At the risk of being left behind, Google finally responded with its own messaging service called Allo. Like M, it is designed to respond to text queries with instant answers, though via the AI-fuelled Google Assistant rather than people.

As with other new products and services announced on Wednesday, however, Google did not give a date for when Allo would launch, or indicate how it hoped to win over the kind of mass market it would need to compete with Facebook.

“They don’t need to win” in messaging, says Ms Ask, who predicts that the use of text-based programs to search for information will be an interim step on the way to fully-fledged voice-response systems. She adds, however, that it is important for Google to at least have a presence in this market given the increasing popularity of messaging services.

In another response to Facebook, Google laid out its expected plans for a new virtual reality platform, Daydream. Facebook’s Oculus has stolen a march, launching its VR headset earlier this year and joining forces with Samsung Electroncs — long an ally of Google, thanks to its use of Android — for a smartphone-based system called Gear.

Though VR is still in its early stages, a rapid Google response was essential given its potential to become the next mass computing platform. It came, on Wednesday, in the form of an Android-based platform, with the promise of a number of headsets from hardware makers later this year.
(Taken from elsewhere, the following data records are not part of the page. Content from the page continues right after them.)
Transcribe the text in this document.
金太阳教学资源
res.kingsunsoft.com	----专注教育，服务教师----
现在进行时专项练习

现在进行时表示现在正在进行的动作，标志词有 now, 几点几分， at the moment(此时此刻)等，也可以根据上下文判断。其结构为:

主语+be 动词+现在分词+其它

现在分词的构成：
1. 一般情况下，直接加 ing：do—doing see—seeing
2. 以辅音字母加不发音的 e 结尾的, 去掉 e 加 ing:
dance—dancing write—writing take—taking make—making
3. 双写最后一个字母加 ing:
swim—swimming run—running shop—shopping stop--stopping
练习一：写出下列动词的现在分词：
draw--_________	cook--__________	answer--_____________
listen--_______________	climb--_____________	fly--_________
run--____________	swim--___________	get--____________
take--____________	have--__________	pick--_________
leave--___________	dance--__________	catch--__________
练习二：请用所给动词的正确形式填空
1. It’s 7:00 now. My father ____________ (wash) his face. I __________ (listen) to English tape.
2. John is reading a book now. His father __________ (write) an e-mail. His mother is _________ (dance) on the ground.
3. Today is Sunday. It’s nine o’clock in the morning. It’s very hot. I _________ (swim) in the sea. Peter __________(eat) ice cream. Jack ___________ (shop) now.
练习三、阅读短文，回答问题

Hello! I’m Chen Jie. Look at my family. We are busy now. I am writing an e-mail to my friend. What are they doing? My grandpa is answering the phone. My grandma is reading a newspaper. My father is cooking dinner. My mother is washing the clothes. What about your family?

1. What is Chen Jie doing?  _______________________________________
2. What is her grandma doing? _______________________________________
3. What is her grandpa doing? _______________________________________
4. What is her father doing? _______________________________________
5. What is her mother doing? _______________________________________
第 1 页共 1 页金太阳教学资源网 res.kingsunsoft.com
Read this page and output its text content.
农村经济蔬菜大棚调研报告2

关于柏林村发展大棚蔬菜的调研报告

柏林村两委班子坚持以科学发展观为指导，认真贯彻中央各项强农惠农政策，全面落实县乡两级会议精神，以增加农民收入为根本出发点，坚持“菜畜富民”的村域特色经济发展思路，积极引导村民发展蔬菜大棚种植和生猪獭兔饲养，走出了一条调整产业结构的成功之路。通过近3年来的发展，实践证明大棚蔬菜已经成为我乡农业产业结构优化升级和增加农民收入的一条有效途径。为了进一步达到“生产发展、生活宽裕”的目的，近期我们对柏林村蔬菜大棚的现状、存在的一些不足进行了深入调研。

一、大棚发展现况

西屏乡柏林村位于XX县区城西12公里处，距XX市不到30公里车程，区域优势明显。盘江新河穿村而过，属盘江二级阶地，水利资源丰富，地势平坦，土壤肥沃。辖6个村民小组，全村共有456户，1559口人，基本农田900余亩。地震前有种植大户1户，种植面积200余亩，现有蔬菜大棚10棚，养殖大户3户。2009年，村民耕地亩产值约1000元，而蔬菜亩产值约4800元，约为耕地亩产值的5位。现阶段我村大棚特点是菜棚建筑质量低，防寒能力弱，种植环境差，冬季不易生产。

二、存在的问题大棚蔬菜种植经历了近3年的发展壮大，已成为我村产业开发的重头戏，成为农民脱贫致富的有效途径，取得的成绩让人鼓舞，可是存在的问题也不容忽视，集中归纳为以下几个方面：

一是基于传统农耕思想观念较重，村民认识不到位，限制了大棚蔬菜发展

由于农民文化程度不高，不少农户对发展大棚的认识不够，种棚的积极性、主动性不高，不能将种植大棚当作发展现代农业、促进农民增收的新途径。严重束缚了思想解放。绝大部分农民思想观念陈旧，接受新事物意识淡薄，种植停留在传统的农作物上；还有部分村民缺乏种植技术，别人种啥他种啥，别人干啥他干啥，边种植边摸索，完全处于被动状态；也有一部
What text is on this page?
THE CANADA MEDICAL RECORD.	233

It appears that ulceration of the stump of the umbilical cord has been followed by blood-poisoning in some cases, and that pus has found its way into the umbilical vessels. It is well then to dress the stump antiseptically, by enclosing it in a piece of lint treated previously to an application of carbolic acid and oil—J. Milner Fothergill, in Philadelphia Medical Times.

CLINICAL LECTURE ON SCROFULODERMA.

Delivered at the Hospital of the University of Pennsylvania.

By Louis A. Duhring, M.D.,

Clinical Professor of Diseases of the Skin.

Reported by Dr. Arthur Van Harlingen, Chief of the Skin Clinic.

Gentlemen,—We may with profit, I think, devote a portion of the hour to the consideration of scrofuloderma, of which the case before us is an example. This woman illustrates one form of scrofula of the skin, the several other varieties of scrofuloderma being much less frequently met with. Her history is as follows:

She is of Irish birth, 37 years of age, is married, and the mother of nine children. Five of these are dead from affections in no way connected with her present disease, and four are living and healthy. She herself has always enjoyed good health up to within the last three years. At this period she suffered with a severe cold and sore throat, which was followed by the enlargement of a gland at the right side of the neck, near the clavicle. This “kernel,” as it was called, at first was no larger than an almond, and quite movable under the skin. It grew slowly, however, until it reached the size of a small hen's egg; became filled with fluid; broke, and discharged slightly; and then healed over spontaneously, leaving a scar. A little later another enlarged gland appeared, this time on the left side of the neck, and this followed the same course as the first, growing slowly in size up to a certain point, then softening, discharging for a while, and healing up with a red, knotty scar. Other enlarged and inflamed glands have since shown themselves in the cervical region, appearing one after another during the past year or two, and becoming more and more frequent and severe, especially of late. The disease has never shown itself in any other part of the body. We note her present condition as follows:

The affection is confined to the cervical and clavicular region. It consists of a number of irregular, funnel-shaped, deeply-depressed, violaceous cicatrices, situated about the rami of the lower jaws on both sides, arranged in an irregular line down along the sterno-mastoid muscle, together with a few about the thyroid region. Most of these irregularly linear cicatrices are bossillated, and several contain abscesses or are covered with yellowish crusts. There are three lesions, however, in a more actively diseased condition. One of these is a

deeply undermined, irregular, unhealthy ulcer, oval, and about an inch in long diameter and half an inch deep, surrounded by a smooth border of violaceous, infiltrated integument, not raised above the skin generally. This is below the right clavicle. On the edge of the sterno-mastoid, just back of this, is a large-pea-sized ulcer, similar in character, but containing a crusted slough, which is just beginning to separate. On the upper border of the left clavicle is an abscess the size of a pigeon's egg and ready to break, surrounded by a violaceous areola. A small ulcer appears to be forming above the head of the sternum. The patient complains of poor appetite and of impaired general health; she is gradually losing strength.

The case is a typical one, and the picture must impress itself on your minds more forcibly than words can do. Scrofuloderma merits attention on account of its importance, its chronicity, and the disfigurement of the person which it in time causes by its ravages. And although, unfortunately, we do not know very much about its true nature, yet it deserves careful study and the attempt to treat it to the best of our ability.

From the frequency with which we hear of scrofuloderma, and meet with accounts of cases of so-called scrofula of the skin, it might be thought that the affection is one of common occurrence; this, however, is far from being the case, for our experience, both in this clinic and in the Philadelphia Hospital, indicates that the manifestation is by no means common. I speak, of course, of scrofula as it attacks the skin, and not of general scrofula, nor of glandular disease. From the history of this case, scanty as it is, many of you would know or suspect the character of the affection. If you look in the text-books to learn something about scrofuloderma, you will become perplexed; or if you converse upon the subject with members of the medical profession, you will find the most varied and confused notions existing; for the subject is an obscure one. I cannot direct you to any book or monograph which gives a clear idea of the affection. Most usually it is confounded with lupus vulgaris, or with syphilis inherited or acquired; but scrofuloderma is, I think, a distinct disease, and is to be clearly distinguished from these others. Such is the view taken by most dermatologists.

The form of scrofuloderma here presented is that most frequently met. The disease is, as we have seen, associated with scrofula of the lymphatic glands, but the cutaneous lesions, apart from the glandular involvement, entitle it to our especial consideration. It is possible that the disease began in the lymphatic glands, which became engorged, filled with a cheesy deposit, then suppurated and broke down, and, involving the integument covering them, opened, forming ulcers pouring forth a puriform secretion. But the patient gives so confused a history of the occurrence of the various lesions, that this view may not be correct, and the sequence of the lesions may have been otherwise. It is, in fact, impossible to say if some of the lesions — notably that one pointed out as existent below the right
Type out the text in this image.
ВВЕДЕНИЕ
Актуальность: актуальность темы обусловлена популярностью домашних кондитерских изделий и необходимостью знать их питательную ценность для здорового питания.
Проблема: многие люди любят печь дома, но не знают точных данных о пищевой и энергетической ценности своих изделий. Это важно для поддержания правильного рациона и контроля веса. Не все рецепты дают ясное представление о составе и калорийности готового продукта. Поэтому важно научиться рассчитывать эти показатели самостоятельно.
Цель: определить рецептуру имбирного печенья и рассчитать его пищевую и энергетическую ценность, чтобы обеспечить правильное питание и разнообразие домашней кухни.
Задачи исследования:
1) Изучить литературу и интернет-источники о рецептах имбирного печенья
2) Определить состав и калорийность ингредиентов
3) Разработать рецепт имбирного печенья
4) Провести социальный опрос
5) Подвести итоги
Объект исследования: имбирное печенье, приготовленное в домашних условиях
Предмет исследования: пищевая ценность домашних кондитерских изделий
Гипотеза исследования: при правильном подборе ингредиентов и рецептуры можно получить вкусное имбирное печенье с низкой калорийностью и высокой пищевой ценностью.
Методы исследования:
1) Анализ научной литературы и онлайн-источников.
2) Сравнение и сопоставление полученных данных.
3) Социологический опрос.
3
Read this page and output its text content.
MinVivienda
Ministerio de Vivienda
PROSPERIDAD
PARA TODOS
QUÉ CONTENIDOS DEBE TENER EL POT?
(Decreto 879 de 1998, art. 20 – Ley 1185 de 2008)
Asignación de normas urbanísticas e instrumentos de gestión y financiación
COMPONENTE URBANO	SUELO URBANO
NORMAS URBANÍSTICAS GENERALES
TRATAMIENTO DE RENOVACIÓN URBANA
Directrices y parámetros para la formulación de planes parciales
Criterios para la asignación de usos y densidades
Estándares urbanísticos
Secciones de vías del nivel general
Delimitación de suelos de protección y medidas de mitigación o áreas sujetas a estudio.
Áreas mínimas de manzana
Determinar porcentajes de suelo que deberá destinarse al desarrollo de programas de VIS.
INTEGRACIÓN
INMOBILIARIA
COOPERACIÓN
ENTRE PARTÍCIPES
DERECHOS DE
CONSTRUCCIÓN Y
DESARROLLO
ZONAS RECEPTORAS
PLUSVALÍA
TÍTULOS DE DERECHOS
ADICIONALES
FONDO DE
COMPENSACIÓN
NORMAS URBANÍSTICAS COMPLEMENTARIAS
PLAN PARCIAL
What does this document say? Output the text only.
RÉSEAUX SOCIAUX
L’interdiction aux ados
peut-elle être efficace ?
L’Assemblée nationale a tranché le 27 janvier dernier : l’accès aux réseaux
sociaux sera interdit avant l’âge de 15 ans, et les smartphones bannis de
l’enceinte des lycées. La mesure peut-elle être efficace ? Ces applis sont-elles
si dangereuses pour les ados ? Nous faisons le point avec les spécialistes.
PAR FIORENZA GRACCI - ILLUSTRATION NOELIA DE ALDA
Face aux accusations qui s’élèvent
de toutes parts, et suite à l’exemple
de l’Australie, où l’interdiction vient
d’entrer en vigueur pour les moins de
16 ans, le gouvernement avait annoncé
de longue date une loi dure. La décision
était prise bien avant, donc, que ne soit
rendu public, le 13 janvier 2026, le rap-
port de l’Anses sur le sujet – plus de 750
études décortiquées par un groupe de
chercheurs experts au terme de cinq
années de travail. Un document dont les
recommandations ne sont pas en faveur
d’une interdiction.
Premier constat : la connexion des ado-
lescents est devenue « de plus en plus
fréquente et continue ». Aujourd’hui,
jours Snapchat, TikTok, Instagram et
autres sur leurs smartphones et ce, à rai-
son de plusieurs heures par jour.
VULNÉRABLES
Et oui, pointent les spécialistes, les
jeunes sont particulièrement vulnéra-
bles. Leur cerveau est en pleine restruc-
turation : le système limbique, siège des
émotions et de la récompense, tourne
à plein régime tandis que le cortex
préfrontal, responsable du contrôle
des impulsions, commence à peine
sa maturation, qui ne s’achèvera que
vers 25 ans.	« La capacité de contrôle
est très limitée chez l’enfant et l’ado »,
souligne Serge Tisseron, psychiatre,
Calling on its massive army of Android developers to create content for its VR devices could give it an immediate edge. However, Google risks antagonising regulators in Europe, who might take a dim view of the way it is using its dominant mobile software to move into an adjacent market, says Geoff Blaber, an analyst at CCS Insight.

Other new software unveiled at this week’s event also showed that Google is still experimenting with ways to make its services work better in the world of mobile apps — and is willing to jettison even very recent ideas in the process.

The latest plans include a way for people to access apps without needing to download and install them first. Instant Android Apps would rely on developers writing software that essentially breaks their apps into small segments so users would only need a fraction of the software to tap into a particular feature.

The idea would remove the need to install apps — something Google had previously proposed doing by “streaming” apps over the internet from its own servers. It could also solve one of the biggest problems Google has faced with mobile apps: the difficulty of taking users directly to the content they need in an app, much as its search service works on web pages.

If it works, Instant Android Apps could represent an important way for Google to recast the app universe in the web’s image. But like much of the other technology shown off this week, it is unclear when it will see the light of day — or whether users and developers will take to the idea.